Quality sleep is as essential to survival as food and water. Sleep affects almost every type of tissue and system in the body — from the brain, heart, and lungs to metabolism, immune function, mood, and disease resistance. Research shows that a chronic lack of sleep, or getting poor quality sleep, increases the risk of disorders including: high blood pressure, cardiovascular disease, diabetes, depression, and obesity.
A person’s need for sleep and sleep patterns change as they age but can vary significantly across individuals of the same age. Babies initially sleep as much as 16 to 18 hours per day, which may boost growth and development (especially of the brain). School-age children and teens on average need about 9.5 hours of sleep per night. Most adults need 7–9 hours of sleep a night. After age 60, nighttime sleep tends to be shorter, lighter, and interrupted by multiple awakenings. Elderly people are also more likely to take medications that interfere with sleep.

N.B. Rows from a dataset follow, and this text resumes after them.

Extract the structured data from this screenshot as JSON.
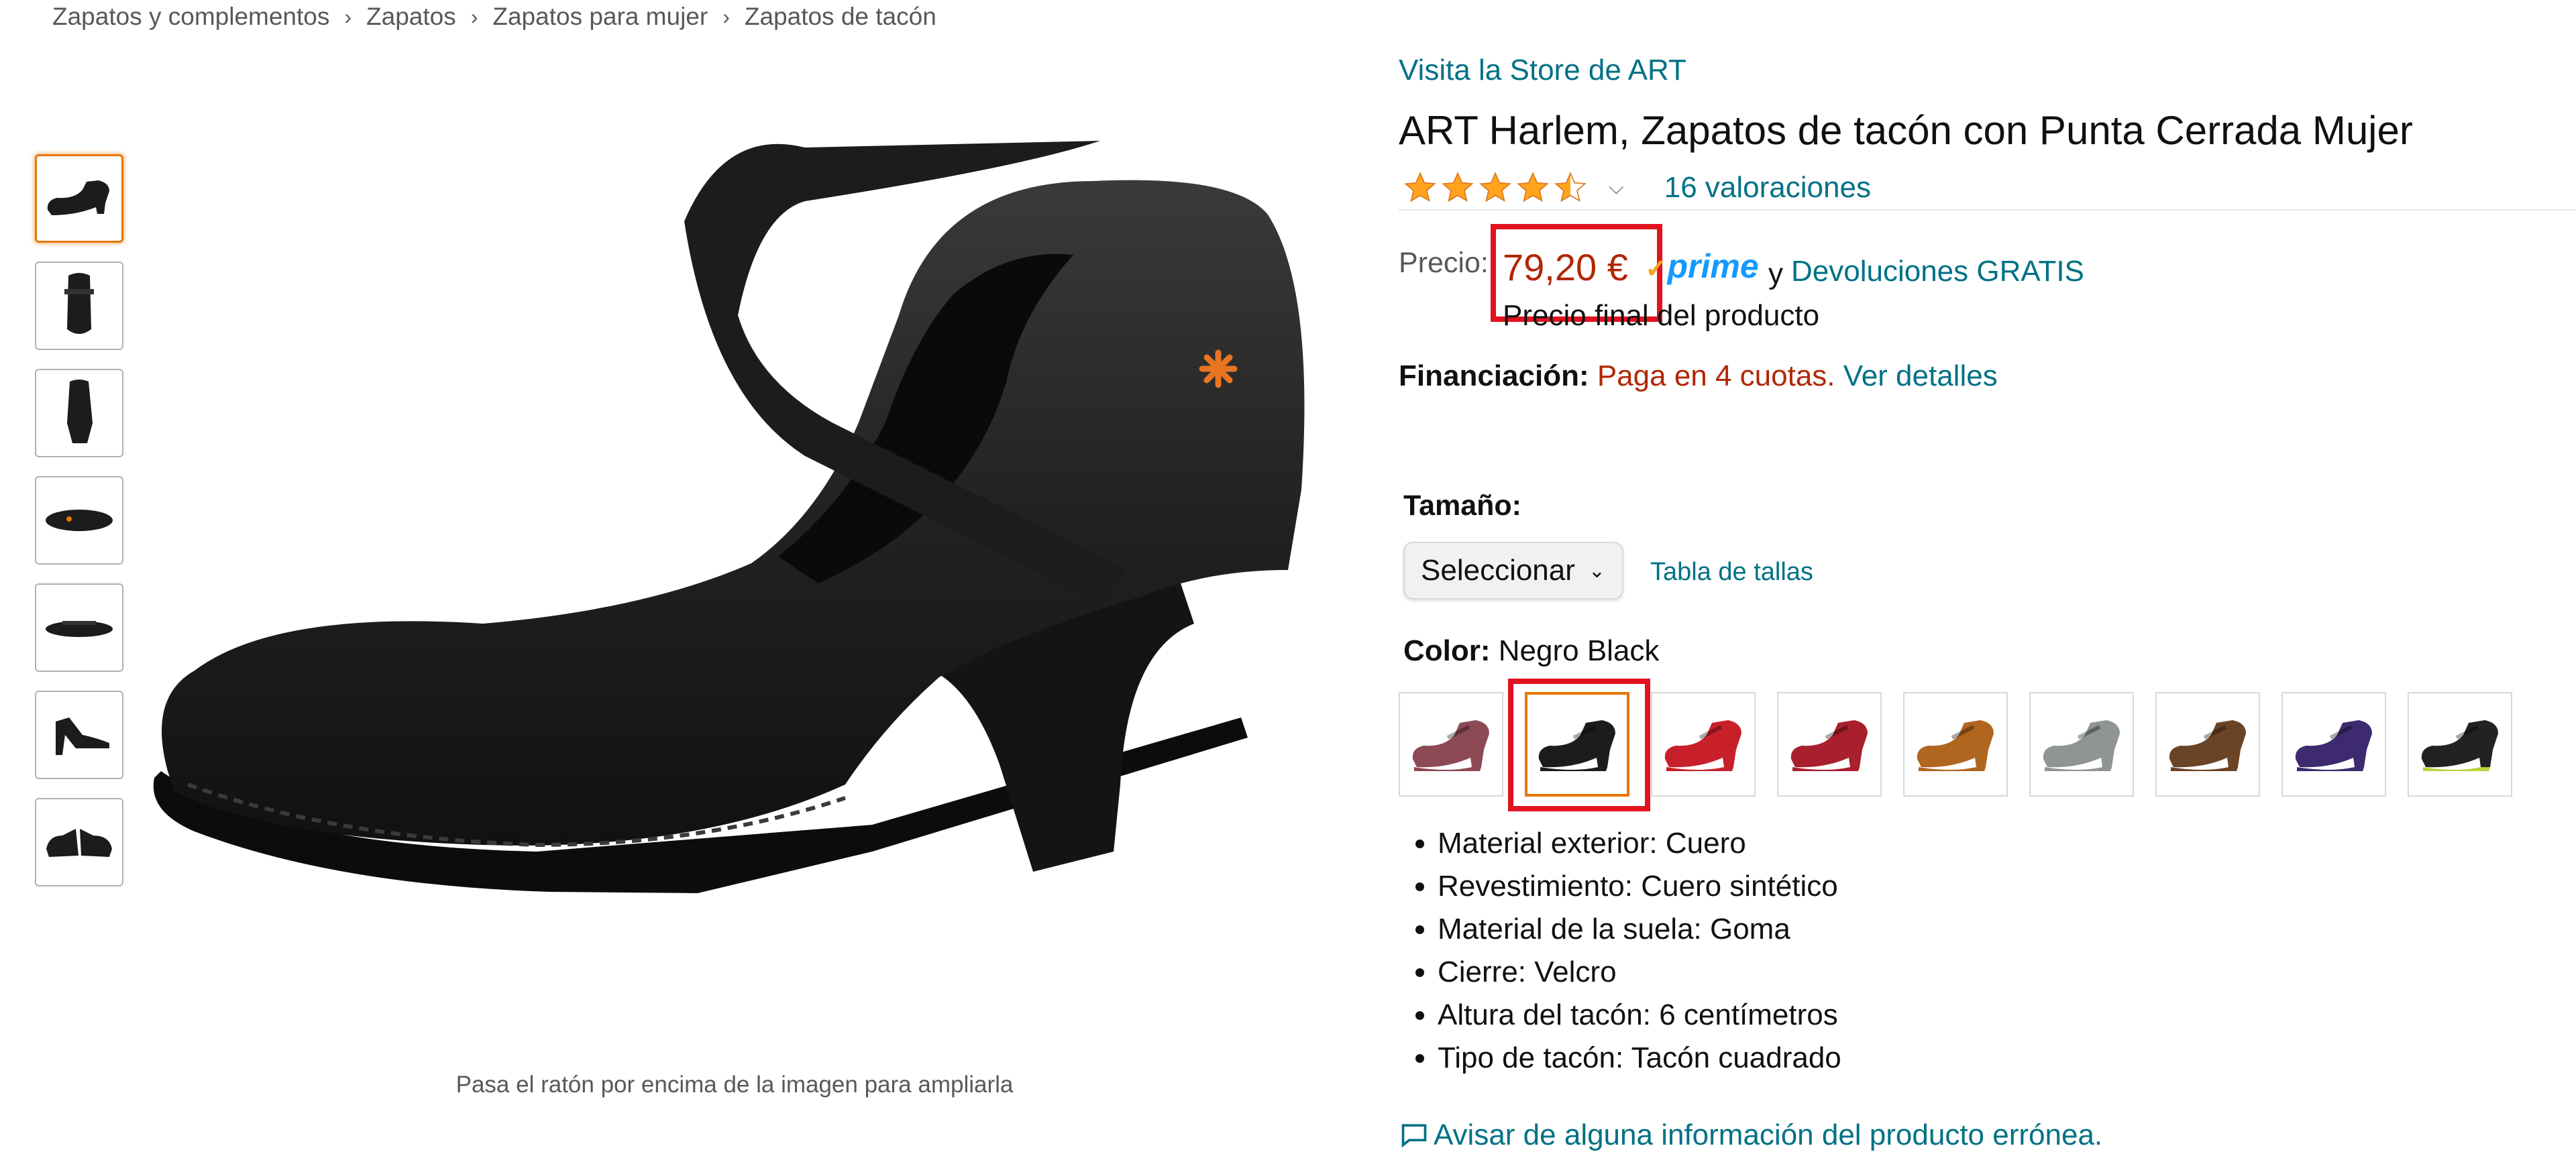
{
  "breadcrumb": [
    "Zapatos y complementos",
    "Zapatos",
    "Zapatos para mujer",
    "Zapatos de tacón"
  ],
  "gallery": {
    "hover_hint": "Pasa el ratón por encima de la imagen para ampliarla",
    "thumbnail_count": 7,
    "selected_index": 0
  },
  "product": {
    "store_link": "Visita la Store de ART",
    "title": "ART Harlem, Zapatos de tacón con Punta Cerrada Mujer",
    "rating_stars": 4.5,
    "ratings_count_text": "16 valoraciones",
    "price_label": "Precio:",
    "price": "79,20 €",
    "prime_label": "prime",
    "conjunction": "y",
    "returns_link": "Devoluciones GRATIS",
    "price_note": "Precio final del producto",
    "financing_label": "Financiación:",
    "financing_text": "Paga en 4 cuotas.",
    "financing_link": "Ver detalles"
  },
  "size": {
    "label": "Tamaño:",
    "selected": "Seleccionar",
    "chart_link": "Tabla de tallas"
  },
  "color": {
    "label": "Color:",
    "selected_name": "Negro Black",
    "selected_index": 1,
    "swatches": [
      {
        "name": "mauve",
        "hex": "#8c4a55"
      },
      {
        "name": "black",
        "hex": "#1c1c1c"
      },
      {
        "name": "red",
        "hex": "#c8202a"
      },
      {
        "name": "dark-red",
        "hex": "#a81f2d"
      },
      {
        "name": "tan",
        "hex": "#b0661f"
      },
      {
        "name": "grey",
        "hex": "#8e9593"
      },
      {
        "name": "brown",
        "hex": "#6b4426"
      },
      {
        "name": "purple",
        "hex": "#3e2a6e"
      },
      {
        "name": "black-lime",
        "hex": "#222222",
        "accent": "#b8d43a"
      }
    ]
  },
  "features": [
    "Material exterior: Cuero",
    "Revestimiento: Cuero sintético",
    "Material de la suela: Goma",
    "Cierre: Velcro",
    "Altura del tacón: 6 centímetros",
    "Tipo de tacón: Tacón cuadrado"
  ],
  "report_link": "Avisar de alguna información del producto errónea.",
  "colors": {
    "link": "#007185",
    "price": "#b12704",
    "highlight": "#e3121f",
    "star": "#ffa41c",
    "prime": "#1399ff"
  }
}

Research shows that dreaming is not just a byproduct of sleep, but serves its own important functions in our well being. It is believed that dreaming provides essential emotional first aid and enhances creativity and problem solving.
What are dreams?
Dreams are subconscious imaginings that contain sounds, images, and other sensations while a person sleeps. Dreams happen most often during REM (rapid eye moment) sleep, which is the deepest stage of sleep. This stage occurs in intervals that can last anywhere from a few minutes to 30 minutes. A person cycles through REM sleep a number of times during the night.
– During a typical lifetime, people spend an average of six years dreaming.
– Not all dreams are in color.
– You are paralyzed during your dreams.
Still Having Trouble Sleeping?
If you still find yourself having trouble falling and staying asleep, speak with your doctor. It may also be helpful to keep a Sleep Diary to record any sleeping habits, issues, and patterns.